Dipoto characterized Walker, 23, as “a guy I think has the chance to shoot the moon.”
It’s easy to see why.
Walker showed signs last season of harnessing his long-predicted potential. He went 10-3 with a 3.62 ERA over his final 20 starts. He also walked just 17 in 126
“I just got real aggressive,” he said. “I just kind of went right after the hitters. Made them put the ball in play. I really didn’t go for the strikeout. I really tried not to get to three balls. I tried to attack early and and tried to get the easy, quick out.”
The turnaround was particularly impressive because Walker righted himself after a disastrous start – 1-5 with a 7.33 ERA through nine games – without requiring a remedial confidence-restoring trip to Triple-A Tacoma.

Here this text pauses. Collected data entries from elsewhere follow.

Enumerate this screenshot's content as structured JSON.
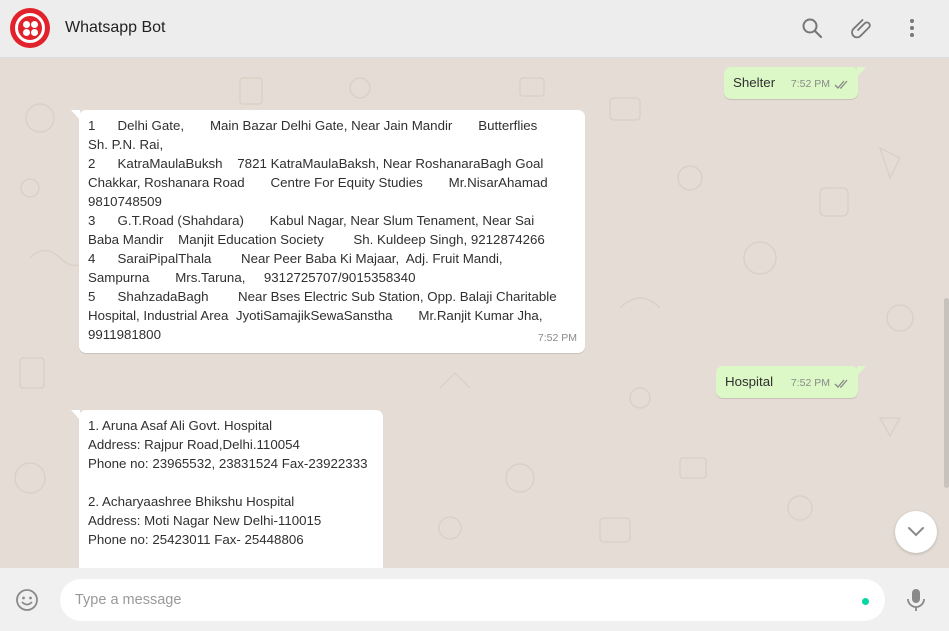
{
  "header": {
    "title": "Whatsapp Bot",
    "icons": [
      "twilio-logo",
      "search-icon",
      "paperclip-icon",
      "more-vertical-icon"
    ]
  },
  "messages": [
    {
      "direction": "out",
      "text": "Shelter",
      "time": "7:52 PM",
      "status": "read"
    },
    {
      "direction": "in",
      "lines": [
        "1      Delhi Gate,       Main Bazar Delhi Gate, Near Jain Mandir       Butterflies",
        "Sh. P.N. Rai,",
        "2      KatraMaulaBuksh    7821 KatraMaulaBaksh, Near RoshanaraBagh Goal",
        "Chakkar, Roshanara Road       Centre For Equity Studies       Mr.NisarAhamad",
        "9810748509",
        "3      G.T.Road (Shahdara)       Kabul Nagar, Near Slum Tenament, Near Sai",
        "Baba Mandir    Manjit Education Society        Sh. Kuldeep Singh, 9212874266",
        "4      SaraiPipalThala        Near Peer Baba Ki Majaar,  Adj. Fruit Mandi,",
        "Sampurna       Mrs.Taruna,     9312725707/9015358340",
        "5      ShahzadaBagh        Near Bses Electric Sub Station, Opp. Balaji Charitable",
        "Hospital, Industrial Area  JyotiSamajikSewaSanstha       Mr.Ranjit Kumar Jha,",
        "9911981800"
      ],
      "time": "7:52 PM"
    },
    {
      "direction": "out",
      "text": "Hospital",
      "time": "7:52 PM",
      "status": "read"
    },
    {
      "direction": "in",
      "lines": [
        "1. Aruna Asaf Ali Govt. Hospital",
        "Address: Rajpur Road,Delhi.110054",
        "Phone no: 23965532, 23831524 Fax-23922333",
        "",
        "2. Acharyaashree Bhikshu Hospital",
        "Address: Moti Nagar New Delhi-110015",
        "Phone no: 25423011 Fax- 25448806"
      ]
    }
  ],
  "composer": {
    "placeholder": "Type a message",
    "icons": [
      "emoji-icon",
      "microphone-icon"
    ]
  },
  "colors": {
    "chat_bg": "#e5ddd5",
    "outgoing_bubble": "#dcf8c6",
    "incoming_bubble": "#ffffff",
    "header_bg": "#ededed",
    "brand_red": "#e1222b",
    "read_ticks": "#8a8a8a"
  }
}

“The first month, month and a half,” he recalled, “I just wasn’t there. Giving up a run, or two runs, early kind of shut me down. After those two months, I kind of realized I’m going to give up runs.
“But when people get on base, I’ve just got to prevent how many runs I give up. My (approach) became if I give up one run, OK. But that’s it. That’s all they get.”
Walker had 15 quality starts in his final 20 outings. He gave up fewer than two runs on eight occasions. His biggest bugaboo became a tendency to give up home runs because he was, as his walk rate confirms, always around the plate.
His solution: A straight change-up. He’s began throwing the pitch in winter workouts, and he plans to spend this spring working to perfect it.
“I throw a lot of four-seamers (straight fastballs),” Walker said. “I felt like a straight change would really work because my (old) change was like a split-change. It had two-seam spin to it. I just wanted to work on the four-seam change.”
As much as anything, Walker’s willingness to spend the spring working on a new pitch speaks to his unspoken status within the rotation.
Pitchers looking to win a job typically stick to their best stuff in order to impress – especially when dealing with a new manager and coaching staff. Instead, Walker is trying something new that might initially have some rough edges.
“I’m excited,” he said. “There definitely is a lot of change. The manager, the GM, a bunch of new teammates. But it means a fresh start for everyone. Just come into the season with no expectations and get ready to play some baseball.”